*第五章ー8❇︎飛び出したこんぺいとう
「皮肉にも、自覚させちゃったか。僕は完全に失恋、か……。きみの目が、僕を素通りして遠くに恋しているから、とどまって、僕自身を……今更言っても無駄だよな」
ほら、容赦がない。
野々花は小さく頷いた。
「霧灯さんを見ていると、どうしても……死んだ結翔さんを思い出すから……つらい」
とうとう口にした。つらいと。
(私の中の、お兄ちゃん、お別れだね)
星のカタチの、こんぺいとうにはたくさんの想いが詰まってる。結翔の想いも詰まっていたのだろうか。それが、最後まで残して溶けかけたこんぺいとうでなければいい。

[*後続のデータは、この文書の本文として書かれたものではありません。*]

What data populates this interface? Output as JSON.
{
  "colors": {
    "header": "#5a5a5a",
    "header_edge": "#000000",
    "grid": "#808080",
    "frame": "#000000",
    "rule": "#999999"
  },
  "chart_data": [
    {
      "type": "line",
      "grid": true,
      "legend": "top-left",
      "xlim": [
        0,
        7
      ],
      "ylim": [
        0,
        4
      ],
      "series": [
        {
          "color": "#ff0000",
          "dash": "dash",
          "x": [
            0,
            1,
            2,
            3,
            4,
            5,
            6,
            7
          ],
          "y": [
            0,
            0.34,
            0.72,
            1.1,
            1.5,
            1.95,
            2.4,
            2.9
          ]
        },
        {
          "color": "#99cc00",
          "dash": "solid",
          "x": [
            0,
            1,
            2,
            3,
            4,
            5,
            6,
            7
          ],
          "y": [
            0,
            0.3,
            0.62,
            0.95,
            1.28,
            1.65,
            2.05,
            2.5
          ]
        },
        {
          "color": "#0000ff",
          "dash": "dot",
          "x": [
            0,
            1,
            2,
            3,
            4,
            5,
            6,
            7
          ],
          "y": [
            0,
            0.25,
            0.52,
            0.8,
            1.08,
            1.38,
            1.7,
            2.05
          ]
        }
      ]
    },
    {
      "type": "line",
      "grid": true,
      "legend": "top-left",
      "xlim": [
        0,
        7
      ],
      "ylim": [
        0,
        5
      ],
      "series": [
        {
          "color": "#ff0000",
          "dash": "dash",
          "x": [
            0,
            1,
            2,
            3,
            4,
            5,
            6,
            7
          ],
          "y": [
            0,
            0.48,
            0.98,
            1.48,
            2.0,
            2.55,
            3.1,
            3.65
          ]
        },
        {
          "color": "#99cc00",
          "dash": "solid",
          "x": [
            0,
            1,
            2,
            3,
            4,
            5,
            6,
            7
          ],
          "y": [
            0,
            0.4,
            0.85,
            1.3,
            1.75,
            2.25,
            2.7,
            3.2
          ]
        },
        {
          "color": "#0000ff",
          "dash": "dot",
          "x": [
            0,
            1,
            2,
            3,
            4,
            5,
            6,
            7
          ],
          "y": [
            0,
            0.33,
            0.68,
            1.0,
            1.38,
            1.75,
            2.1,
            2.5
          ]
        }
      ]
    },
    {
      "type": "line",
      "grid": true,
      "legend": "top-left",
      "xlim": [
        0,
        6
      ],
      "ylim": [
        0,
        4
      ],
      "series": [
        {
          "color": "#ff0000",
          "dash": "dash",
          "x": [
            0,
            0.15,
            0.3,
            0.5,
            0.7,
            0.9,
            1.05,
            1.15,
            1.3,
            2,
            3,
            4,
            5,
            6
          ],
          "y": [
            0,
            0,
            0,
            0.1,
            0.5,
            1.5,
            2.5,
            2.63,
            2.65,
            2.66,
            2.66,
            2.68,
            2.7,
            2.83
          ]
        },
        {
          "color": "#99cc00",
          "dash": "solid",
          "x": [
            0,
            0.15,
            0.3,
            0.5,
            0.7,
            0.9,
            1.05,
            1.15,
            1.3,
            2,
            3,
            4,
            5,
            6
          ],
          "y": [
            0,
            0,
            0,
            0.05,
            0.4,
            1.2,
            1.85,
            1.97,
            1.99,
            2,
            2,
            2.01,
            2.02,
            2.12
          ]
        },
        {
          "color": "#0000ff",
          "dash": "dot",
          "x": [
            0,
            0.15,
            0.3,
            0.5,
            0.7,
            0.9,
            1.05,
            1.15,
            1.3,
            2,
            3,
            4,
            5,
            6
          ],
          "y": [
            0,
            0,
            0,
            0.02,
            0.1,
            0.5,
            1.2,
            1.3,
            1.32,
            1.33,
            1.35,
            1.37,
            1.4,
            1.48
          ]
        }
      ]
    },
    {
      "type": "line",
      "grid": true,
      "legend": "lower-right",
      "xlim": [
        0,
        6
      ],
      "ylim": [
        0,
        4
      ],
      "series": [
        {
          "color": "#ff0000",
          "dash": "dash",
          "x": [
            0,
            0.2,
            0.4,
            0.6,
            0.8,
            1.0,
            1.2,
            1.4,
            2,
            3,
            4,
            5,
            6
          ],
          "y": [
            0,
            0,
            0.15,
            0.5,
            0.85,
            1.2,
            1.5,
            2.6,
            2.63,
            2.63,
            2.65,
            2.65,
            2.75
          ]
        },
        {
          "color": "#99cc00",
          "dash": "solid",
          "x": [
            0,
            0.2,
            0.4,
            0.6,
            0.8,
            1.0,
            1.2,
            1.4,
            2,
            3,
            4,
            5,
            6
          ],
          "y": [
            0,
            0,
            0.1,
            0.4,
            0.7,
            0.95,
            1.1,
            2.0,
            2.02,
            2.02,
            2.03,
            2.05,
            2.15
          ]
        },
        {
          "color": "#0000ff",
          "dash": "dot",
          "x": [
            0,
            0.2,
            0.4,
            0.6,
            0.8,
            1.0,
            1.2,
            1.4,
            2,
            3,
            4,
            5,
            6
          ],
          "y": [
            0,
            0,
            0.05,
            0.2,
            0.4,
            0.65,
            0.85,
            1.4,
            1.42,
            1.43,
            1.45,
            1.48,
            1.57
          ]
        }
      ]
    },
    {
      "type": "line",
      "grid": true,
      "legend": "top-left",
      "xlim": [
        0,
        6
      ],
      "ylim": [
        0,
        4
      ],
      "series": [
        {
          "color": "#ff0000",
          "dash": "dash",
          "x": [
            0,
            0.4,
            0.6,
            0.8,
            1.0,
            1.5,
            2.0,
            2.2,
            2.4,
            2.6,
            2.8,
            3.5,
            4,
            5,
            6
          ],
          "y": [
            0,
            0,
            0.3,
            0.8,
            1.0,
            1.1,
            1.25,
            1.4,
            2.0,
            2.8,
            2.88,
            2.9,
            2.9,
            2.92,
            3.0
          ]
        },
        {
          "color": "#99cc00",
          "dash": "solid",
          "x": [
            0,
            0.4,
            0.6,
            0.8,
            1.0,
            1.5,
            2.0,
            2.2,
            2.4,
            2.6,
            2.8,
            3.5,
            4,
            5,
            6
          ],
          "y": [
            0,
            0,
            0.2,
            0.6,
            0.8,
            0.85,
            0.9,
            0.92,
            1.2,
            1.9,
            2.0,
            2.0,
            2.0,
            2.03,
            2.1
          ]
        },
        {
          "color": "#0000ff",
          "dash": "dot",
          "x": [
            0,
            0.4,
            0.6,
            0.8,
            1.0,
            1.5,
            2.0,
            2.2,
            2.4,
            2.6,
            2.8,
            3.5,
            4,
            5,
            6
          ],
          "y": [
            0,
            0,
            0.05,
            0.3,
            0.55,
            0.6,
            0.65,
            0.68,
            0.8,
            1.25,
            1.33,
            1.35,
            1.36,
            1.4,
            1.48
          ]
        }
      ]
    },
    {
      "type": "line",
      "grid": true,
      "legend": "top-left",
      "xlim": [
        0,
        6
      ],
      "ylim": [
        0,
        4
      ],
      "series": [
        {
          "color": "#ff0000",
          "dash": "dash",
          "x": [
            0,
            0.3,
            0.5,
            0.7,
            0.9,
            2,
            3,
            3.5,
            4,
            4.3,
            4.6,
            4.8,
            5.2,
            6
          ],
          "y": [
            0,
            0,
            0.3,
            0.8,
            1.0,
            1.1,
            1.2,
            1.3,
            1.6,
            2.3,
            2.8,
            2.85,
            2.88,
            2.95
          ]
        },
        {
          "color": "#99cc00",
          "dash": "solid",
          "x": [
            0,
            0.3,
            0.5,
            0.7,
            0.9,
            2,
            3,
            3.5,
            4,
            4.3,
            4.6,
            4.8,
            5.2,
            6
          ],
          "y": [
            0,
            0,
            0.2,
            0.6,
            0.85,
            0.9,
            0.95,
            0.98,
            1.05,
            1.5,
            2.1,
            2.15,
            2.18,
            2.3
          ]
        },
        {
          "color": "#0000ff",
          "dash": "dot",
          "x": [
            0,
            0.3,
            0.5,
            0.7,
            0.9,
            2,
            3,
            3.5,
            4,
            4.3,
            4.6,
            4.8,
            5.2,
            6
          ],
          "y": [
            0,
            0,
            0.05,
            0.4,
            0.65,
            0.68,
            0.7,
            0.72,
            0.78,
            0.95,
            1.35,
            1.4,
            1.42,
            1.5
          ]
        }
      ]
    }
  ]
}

「生きたいと言ってほしかった。わたしだって、こんなアレルゲン抱えて頑張っているのに」
霧灯は何も言わなかった。
もう、霧灯が野々花を抱きしめることも、手を握ることもないだろう。これから、その手と微笑みは、椎名に向けられていくのだから。
「楽しんできてください」
「――今度の日曜日に水族館に誘われたよ」
途端に優しい気持ちが吹っ飛んだ。嫌いなものがうじゃうじゃ……思い出して、野々花はそっけなく告げる。
「……タノシンデキテクダサイ」
「とうとう、負けたな。でも、椎名の気持ちに応えてもいい気がして来た。ありがとう、ののちゃん」
ちくん。
胸がちくりとした。
急に、霧灯が遠くなった気さえする。
「お礼なんか言われることはしてないです。椎名さんもあたしにお礼を言ったけど……霧灯さんの本物の笑顔を見られたって。だから、のの、ありがとうって」
変だ。喋るほどに、霧灯が離れていく気がする。会話って、近づくためにするものではないのだろうか。知ろうとして、お互いを教え合うものではないのだろうか。
「…………」
v野々花はだんまりになった。すると、もっと速度を上げて、霧灯は遠くなっていく。
「のの、ありがとう」
一瞬、背中にかつて優しく接してくれた、少年が見えた。じわり、と涙を浮かばせたところで、霧灯は気取って挨拶をする振りして告げた。
「お礼のデート、してくれませんか」
――はい? うん? デート???
「あ、あの、霧灯さん」
「どうしても行ってみたい場所があって、でも、男一人では入れないし、椎名と行くのも気が引ける。星座カフェなんだけど」
(なんでデート)混乱する前で、霧灯はスマホでお店を見せてくれた。
「星座ごとにパフェがあって、お皿も星なんだ。ほら、マドラーとか可愛いだろう? 売ってるんだよ。こっちのコースターも」
確かに、大皿に乗ったパフェや、パンケーキはそそられるが、野々花はじっとメニューを見た。
「あたし、食べられるもの、飲み物……それも、この、パッションソーダしかない……」
「いいよ、僕が楽しみたいだけだから。でも、きみとなら楽しめる気がする。諦めるから、一度だけ付き合ってほしいんだ。そうしたら、ちゃんと椎名と付き合えると思う」
霧灯は吐露するように、続けた。
「きみは、想い出をそっとしまっておくわけじゃない。ずっと飾っておきたいのは分かってる。結翔が生きてたら、取り合いになるな」
「――ならないです。だって、決めているもの」
どっち、とは言えなかった。ただ、野々花がどちらとも上手く付き合えるはずがない。
「決めてる?」
ざり、と霧灯の上履きが野々花に向いた。
「それは」
「霧灯さん、暴走羊を捕まえててくださいね。多分、わたしは……」
――ああ、泣きたくなってきた。霧灯と、結翔。もちろん、選ぶなら結翔だろうけれど、生きていれば、の話だ。霧灯は言った。
「知っている相手なら、心おきなく話せる。それが一番の供養だよ」と。
死した人に、恋は告げられない。たくさんのこんぺいとうのどれが、結翔の心なのかは分かりはしなくて。
でも、霧灯の心が詰まったこんぺいとうならすぐに見つけられる。一番に出て来たこんぺいとうに決まっているからだ。率直に飛び出してくる。
言葉は続かなかった。
もう、霧灯とのじゃれあいもないのだろう。ノートの真実を見せるための恋だったと聞かされて、どこかが凍って、どこか、血が燃えた。
「もうすぐ、夏だな。――落ち着いたら、結翔の場所へ行こう」
それが何を意味するのか、野々花は分かった。ちょうどいいかも知れない。
未来へ歩き出さなければ。
そのためにこの恋は在ったのだから。